Como escolher um especialista em retina no Rio de Janeiro?

A escolha do especialista é um dos fatores mais determinantes para o sucesso de uma cirurgia de retina. O retinólogo é o oftalmologista com formação específica em doenças vitreorretinianas, habilitado a realizar procedimentos diagnósticos avançados (como OCT de alta resolução, angiofluoresceinografia, ultrassonografia ocular) e intervenções cirúrgicas complexas.

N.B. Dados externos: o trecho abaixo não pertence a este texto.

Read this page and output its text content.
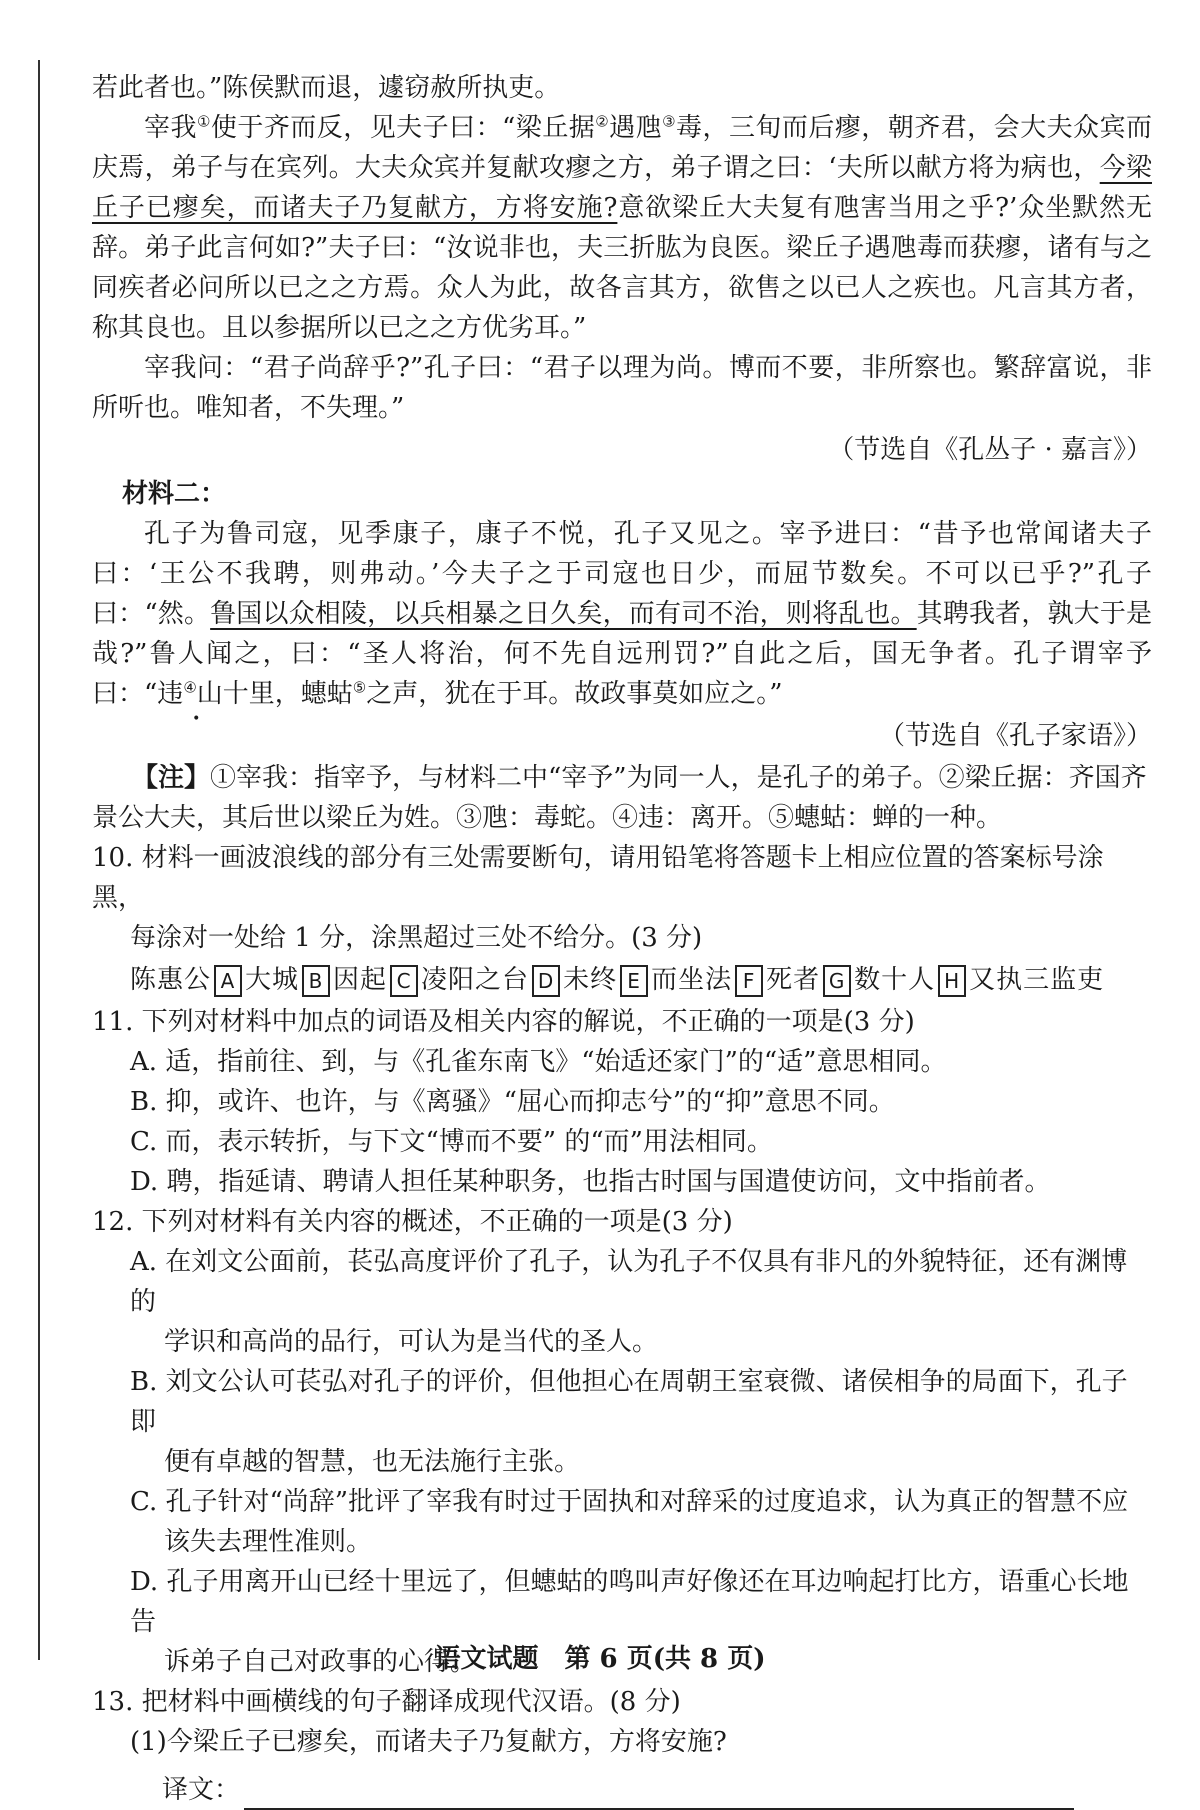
若此者也。”陈侯默而退，遽窃赦所执吏。

宰我①使于齐而反，见夫子曰：“梁丘据②遇虺③毒，三旬而后瘳，朝齐君，会大夫众宾而庆焉，弟子与在宾列。大夫众宾并复献攻瘳之方，弟子谓之曰：‘夫所以献方将为病也，今梁丘子已瘳矣，而诸夫子乃复献方，方将安施?意欲梁丘大夫复有虺害当用之乎?’众坐默然无辞。弟子此言何如?”夫子曰：“汝说非也，夫三折肱为良医。梁丘子遇虺毒而获瘳，诸有与之同疾者必问所以已之之方焉。众人为此，故各言其方，欲售之以已人之疾也。凡言其方者，称其良也。且以参据所以已之之方优劣耳。”

宰我问：“君子尚辞乎?”孔子曰：“君子以理为尚。博而不要，非所察也。繁辞富说，非所听也。唯知者，不失理。”

（节选自《孔丛子 · 嘉言》）

材料二：

孔子为鲁司寇，见季康子，康子不悦，孔子又见之。宰予进曰：“昔予也常闻诸夫子曰：‘王公不我聘，则弗动。’今夫子之于司寇也日少，而屈节数矣。不可以已乎?”孔子曰：“然。鲁国以众相陵，以兵相暴之日久矣，而有司不治，则将乱也。其聘我者，孰大于是哉?”鲁人闻之，曰：“圣人将治，何不先自远刑罚?”自此之后，国无争者。孔子谓宰予曰：“违④山十里，蟪蛄⑤之声，犹在于耳。故政事莫如应之。”

（节选自《孔子家语》）

【注】①宰我：指宰予，与材料二中“宰予”为同一人，是孔子的弟子。②梁丘据：齐国齐景公大夫，其后世以梁丘为姓。③虺：毒蛇。④违：离开。⑤蟪蛄：蝉的一种。

10. 材料一画波浪线的部分有三处需要断句，请用铅笔将答题卡上相应位置的答案标号涂黑，

每涂对一处给 1 分，涂黑超过三处不给分。(3 分)

陈惠公 A 大城 B 因起 C 凌阳之台 D 未终 E 而坐法 F 死者 G 数十人 H 又执三监吏

11. 下列对材料中加点的词语及相关内容的解说，不正确的一项是(3 分)

A. 适，指前往、到，与《孔雀东南飞》“始适还家门”的“适”意思相同。

B. 抑，或许、也许，与《离骚》“屈心而抑志兮”的“抑”意思不同。

C. 而，表示转折，与下文“博而不要” 的“而”用法相同。

D. 聘，指延请、聘请人担任某种职务，也指古时国与国遣使访问，文中指前者。

12. 下列对材料有关内容的概述，不正确的一项是(3 分)

A. 在刘文公面前，苌弘高度评价了孔子，认为孔子不仅具有非凡的外貌特征，还有渊博的

学识和高尚的品行，可认为是当代的圣人。

B. 刘文公认可苌弘对孔子的评价，但他担心在周朝王室衰微、诸侯相争的局面下，孔子即

便有卓越的智慧，也无法施行主张。

C. 孔子针对“尚辞”批评了宰我有时过于固执和对辞采的过度追求，认为真正的智慧不应

该失去理性准则。

D. 孔子用离开山已经十里远了，但蟪蛄的鸣叫声好像还在耳边响起打比方，语重心长地告

诉弟子自己对政事的心得。

13. 把材料中画横线的句子翻译成现代汉语。(8 分)

(1)今梁丘子已瘳矣，而诸夫子乃复献方，方将安施?

译文：
语文试题　第 6 页(共 8 页)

Ao buscar um especialista em retina no RJ, considere os seguintes critérios baseados em evidências e nas diretrizes do Conselho Federal de Medicina (CFM) e da Sociedade Brasileira de Oftalmologia (SBO):

  • Registro no CRM-RJ ativo e habilitação em oftalmologia com área de atuação em retina e vítreo;
  • Formação em centro de referência reconhecido pela SBO ou por sociedades internacionais como a American Academy of Ophthalmology (AAO) ou a European Society of Retina Specialists (EURETINA);
  • Experiência documentada no tipo de procedimento necessário ao seu caso específico;
  • Infraestrutura adequada do centro cirúrgico, com equipamentos de última geração como sistemas de vitrectomia de alta velocidade de corte e visualização panorâmica intraoperatória;
  • Comunicação clara sobre riscos, benefícios e expectativas reais do procedimento, em conformidade com os princípios éticos do CFM (Resolução CFM nº 2.217/2018 — Código de Ética Médica).

Uma consulta presencial com o especialista antes de decidir pela cirurgia é fundamental. Durante essa avaliação, o médico realizará exames completos, discutirá a conduta mais adequada ao seu caso e esclarecerá todas as suas dúvidas com base em evidências científicas atualizadas.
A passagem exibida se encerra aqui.